Im Spiegel

CH 2019, 82 min, DCP, Dialekt/d, ab 12 Jahren
Regie: Matthias Affolter
Mitw.: Markus Elhady, Arold Huber, Urs Saurer, Lilian Senn, Anna Tschannen

Anna Tschannen betreibt seit zwölf Jahren einen mobilen Coiffeursalon, in welchem sie obdachlosen Menschen unentgeltlich oder für einen symbolischen Betrag die Haare schneidet. Die Basler Coiffeuse, Maskenbildnerin und Tanzperformerin wollte, dass das, was sie in all der Zeit beim Haareschneiden erlebt und gehört hatte, weitererzählt wird und trat mit diesem Wunsch an den befreundeten Journalisten und Dokumentarfilmer Matthias Affolter heran. Der 1976 in Basel geborene Regisseur, der seit über zehn Jahren als freischaffender Autor vor allem für das Fernsehen SRF tätig ist und 2014 mit seinem ersten langen Kinodokumentarfilm «Berge im Kopf» einen beachtlichen Erfolg feierte, war von Anna Tschannens Idee begeistert. Herausgekommen ist ein einfühlsames Porträt von vier obdachlosen Männern und Frauen, das den Skandal der Obdachlosigkeit im reichsten Land der Welt so eindringlich wie unaufgeregt zeigt. Für die starken Bilder zeichnet der Ostschweizer Kameramann und Regisseur Ramòn Giger («Karma Shadub») verantwortlich. Bei seiner Premiere an den letzten Solothurner Filmtagen erregte der Film grosse Aufmerksamkeit. Katja Zellweger schrieb im Filmbulletin: «Der Film und seine Macher tragen Sorge zu ihren Protagonisten und geben deren Bedürfnissen genügend Raum. ‹Den Spiegel hinhalten› – zugegebenermassen eine abgenutzte Metapher – ist in diesem Fall gar zweideutig: Indem die Protagonisten ihr eigenes Spiegelbild betrachten, richten sie und die Filmemacher das eigentliche Augenmerk auf eine hässliche Fratze unserer Sozialstaatsmoral, die Hilfe und Unterstützung predigt, aber Scham und Stigmatisierung verbreitet.
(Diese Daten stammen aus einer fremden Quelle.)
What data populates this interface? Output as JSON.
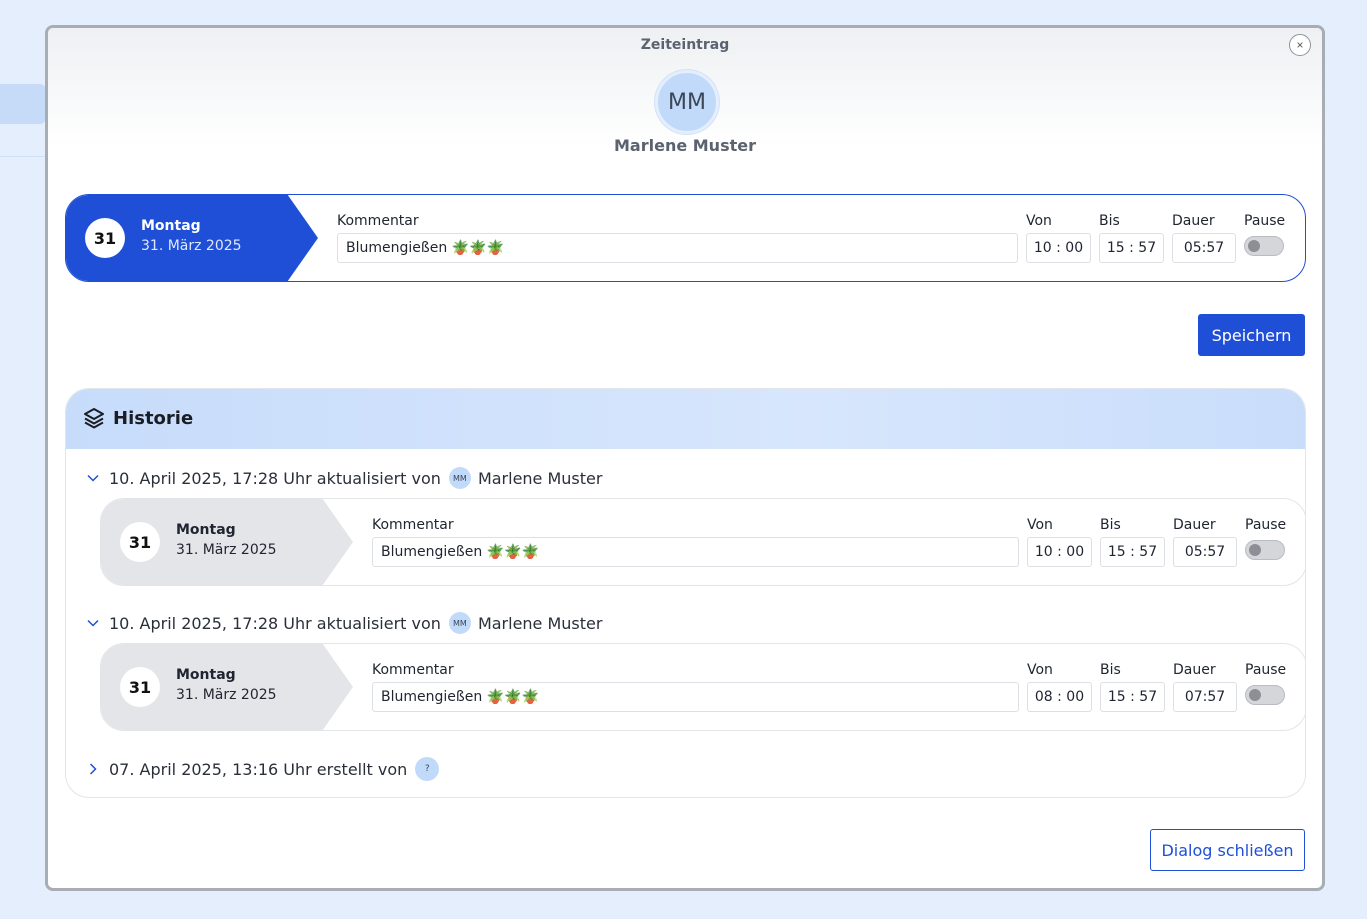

Wie sonst lässt sich erklären, dass der schon alternde Urs mit schlaksigem, ausgezehrtem Körper nur das Prinzip ‹schaffe, schaffe, schaffe› kennt und bereit ist, nach Kamerun auszuwandern, um dort eine Arbeit als Erdnuss- und Bananenpflücker zu ergattern? Für ihn ist dies allemal besser, als auf Sozialhilfe oder die Spitex angewiesen zu sein. Auch bei den anderen Protagonisten drückt diese moralische Haltung durch: Obdachlosigkeit ist selbstverschuldet und darum ist Hilfe beanspruchen verpönt. Was von Kampfgeist zeugt, aber eben auch von einer neoliberalen Moral.»